[ih] FTP design

John Day day at std.com
Sat Aug 3 06:45:07 PDT 2002


At 07:14 -0400 8/3/02, David P. Reed wrote:
>I remember all the things you do John (but my connection to the FTP 
>design, pre-internet as it was, was through Ken Pogran, who did the 
>work for it on Multics).   I'd just like to add my comment that 
>"separate control and data connections" was hardly a mistake.   It 
>was very much on purpose, and for exactly the reason that John 
>points out.   Rather than invent a magical "out of band" feature in 
>TCP, which would have multiplied the congestion control 
>complexities, as well as introducing problems of mixing data and 
>control coding schemes, just using two connections was simple.

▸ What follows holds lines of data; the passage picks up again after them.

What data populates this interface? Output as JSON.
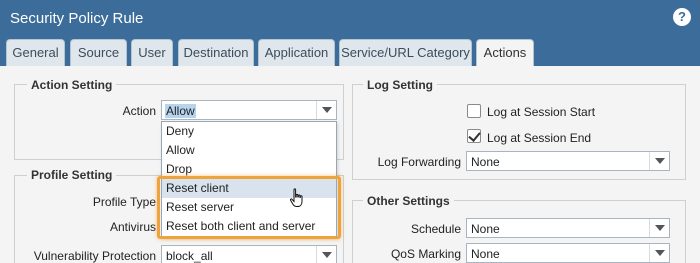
{
  "window": {
    "title": "Security Policy Rule",
    "help_icon": "?"
  },
  "tabs": [
    {
      "label": "General"
    },
    {
      "label": "Source"
    },
    {
      "label": "User"
    },
    {
      "label": "Destination"
    },
    {
      "label": "Application"
    },
    {
      "label": "Service/URL Category"
    },
    {
      "label": "Actions"
    }
  ],
  "active_tab": "Actions",
  "action_setting": {
    "legend": "Action Setting",
    "action_label": "Action",
    "action_value": "Allow"
  },
  "action_dropdown": {
    "options": [
      "Deny",
      "Allow",
      "Drop",
      "Reset client",
      "Reset server",
      "Reset both client and server"
    ],
    "hovered": "Reset client"
  },
  "profile_setting": {
    "legend": "Profile Setting",
    "profile_type_label": "Profile Type",
    "antivirus_label": "Antivirus",
    "vuln_label": "Vulnerability Protection",
    "vuln_value": "block_all"
  },
  "log_setting": {
    "legend": "Log Setting",
    "log_start_label": "Log at Session Start",
    "log_start_checked": false,
    "log_end_label": "Log at Session End",
    "log_end_checked": true,
    "log_forwarding_label": "Log Forwarding",
    "log_forwarding_value": "None"
  },
  "other_settings": {
    "legend": "Other Settings",
    "schedule_label": "Schedule",
    "schedule_value": "None",
    "qos_label": "QoS Marking",
    "qos_value": "None"
  },
  "colors": {
    "header": "#3c6c9a",
    "highlight_border": "#f0a33a",
    "hover_row": "#d8e3ee"
  }
}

Completely agree.  Also, in those days FTPs could take awhile and OSs 
had a tendency to go off and do other things for awhile.  So there 
was a desire to be able to send other commands while the transfer was 
going on.  If for no other reason than to determine that the other 
end was still thinking about it.


>
>As far as the directionality of streams, one idea that was 
>contemplated was the idea of having control host A create a transfer 
>from host B to host C, while not having a control connection from B 
>to C.

Yes, the third party transfer was part of the spec.

>
>Finally, but Ken Pogran can clarify this more if you talk to him, 
>FTP's multiple connection scheme was somewhat hard to implement in 
>Multics security model, but rather than have Multics influence the 
>design, the Multics guys figured out how to generalize the 
>connection notification mechanism to get this to work right.

Yea, I vaguely remember that.  Was that also related to the 
convention that the data transfer sockets were a fixed offset from 
the control (telnet) connection?

But I don't remember thinking there were any real "mistakes" with 
FTP.  I remember thinking after we finalized the last version in 73 
that we were getting an idea of how to do richer FTP with file access 
and make file systems more transparent over the net, but that was 
really icing on the cake.  Not really any big insights.

I have always contended that the biggest problem with the ARPANet was 
that we got too much stuff right to begin with!!  So that it worked 
well enough that there wasn't really enough pain to warrant going 
back to fix it.  ;-)  To some extent we are paying for that now.